(Courtesy of the Oxweld Acetylene Co.)

Fig. 3.—Welding Broken Frame of 5-ton Automobile Truck.

(5) If an automobile owner breaks a frame, he does not consider replacing it with a new one, as the labor alone for stripping his machine and setting it up again, not to mention the cost of the new frame and the time required for this operation, is prohibitive. Rather, he has his car taken to the nearest welder or his portable apparatus to the car and the job is completed within thirty or forty minutes, with the frame at the point of the break made stronger than ever. Locomotive frames are handled in much the same manner, only more time is required and perhaps extra operators, but the important point to be brought out is the fact that on many jobs no dismantling is required and the repair is permanently and quickly executed.

Fig. 4.—Staff of Instructors at the Ordnance Welding School, U. S. A.

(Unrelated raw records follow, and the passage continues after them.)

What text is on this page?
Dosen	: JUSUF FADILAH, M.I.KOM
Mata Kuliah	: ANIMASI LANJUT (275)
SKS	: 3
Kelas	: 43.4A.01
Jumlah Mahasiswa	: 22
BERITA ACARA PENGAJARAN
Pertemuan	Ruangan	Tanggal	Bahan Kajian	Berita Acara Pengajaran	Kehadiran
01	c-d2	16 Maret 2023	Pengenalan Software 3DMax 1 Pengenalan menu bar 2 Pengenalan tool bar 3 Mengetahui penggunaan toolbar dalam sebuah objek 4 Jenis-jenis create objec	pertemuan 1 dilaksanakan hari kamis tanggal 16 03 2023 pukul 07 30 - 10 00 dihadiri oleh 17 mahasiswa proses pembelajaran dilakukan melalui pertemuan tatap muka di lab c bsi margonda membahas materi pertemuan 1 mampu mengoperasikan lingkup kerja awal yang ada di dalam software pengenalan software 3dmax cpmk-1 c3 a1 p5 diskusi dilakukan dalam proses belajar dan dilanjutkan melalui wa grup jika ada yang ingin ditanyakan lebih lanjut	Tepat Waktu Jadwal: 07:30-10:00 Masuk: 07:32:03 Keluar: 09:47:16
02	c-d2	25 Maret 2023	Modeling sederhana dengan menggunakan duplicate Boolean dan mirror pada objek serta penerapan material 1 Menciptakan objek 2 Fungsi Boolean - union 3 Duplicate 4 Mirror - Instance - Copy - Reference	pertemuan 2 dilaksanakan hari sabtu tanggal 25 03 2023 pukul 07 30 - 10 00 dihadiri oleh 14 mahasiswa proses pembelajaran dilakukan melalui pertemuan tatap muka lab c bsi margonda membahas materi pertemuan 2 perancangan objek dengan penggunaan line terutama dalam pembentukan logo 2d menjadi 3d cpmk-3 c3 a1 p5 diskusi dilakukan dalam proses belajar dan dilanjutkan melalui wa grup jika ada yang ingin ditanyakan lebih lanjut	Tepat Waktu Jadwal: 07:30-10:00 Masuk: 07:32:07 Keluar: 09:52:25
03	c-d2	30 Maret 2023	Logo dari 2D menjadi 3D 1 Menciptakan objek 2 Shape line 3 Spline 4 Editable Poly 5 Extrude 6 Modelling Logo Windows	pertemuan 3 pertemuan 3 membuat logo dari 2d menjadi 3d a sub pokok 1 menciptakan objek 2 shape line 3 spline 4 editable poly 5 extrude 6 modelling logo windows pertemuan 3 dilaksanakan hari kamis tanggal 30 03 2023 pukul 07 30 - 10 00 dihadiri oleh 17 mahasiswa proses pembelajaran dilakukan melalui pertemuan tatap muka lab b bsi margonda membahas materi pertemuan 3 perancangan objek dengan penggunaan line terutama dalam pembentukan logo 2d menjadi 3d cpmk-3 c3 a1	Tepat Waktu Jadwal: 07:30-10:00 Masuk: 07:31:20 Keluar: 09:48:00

(6) An interesting example of the true worth of welding was brought to the attention of the public when the United States entered the European War, and all the interned German vessels, which had been greatly damaged by the orders of their commanding officers, were restored to working condition with the oxy-acetylene and electric welding process. This was considered impossible by many engineers not familiar with the process, insomuch as they looked upon oxy-acetylene welding as applicable only to small parts and here some of the sections which had been blown or struck out of the cast cylinders, etc., weighed many hundreds of pounds. In many instances the ribs of these same vessels were cut most of their depth, but these were restored to working order in a remarkably short time and the results were more convincing than any words.

(7) Cutting with the oxy-acetylene process is just the opposite from that of welding. The latter might be considered constructive and the former destructive. In the case of welding, two parts are brought to a molten condition along the line to be joined and both fused together. Whereas in cutting, one piece of metal, when brought to a red heat, is cut in two by an oxidizing flame. Cutting has not the wide scope that welding has, for it can only be applied successfully at the present day to wrought iron, rolled and cast steel. While it is limited in its scope, the speed of this process in severing large masses of metal is very spectacular and appeals forcibly to the observer.

(8) Probably the world’s first awakening to the real meaning of oxy-acetylene cutting came when the U. S. battleship “Maine,” was being taken from Havana Harbor. All the heavy armor plate and seemingly immovable wreckage was cut into small sections which could be handled easily. This was all accomplished with the cutting torch, which seems to eat its way through metal with the same ease that a hot knife goes through butter.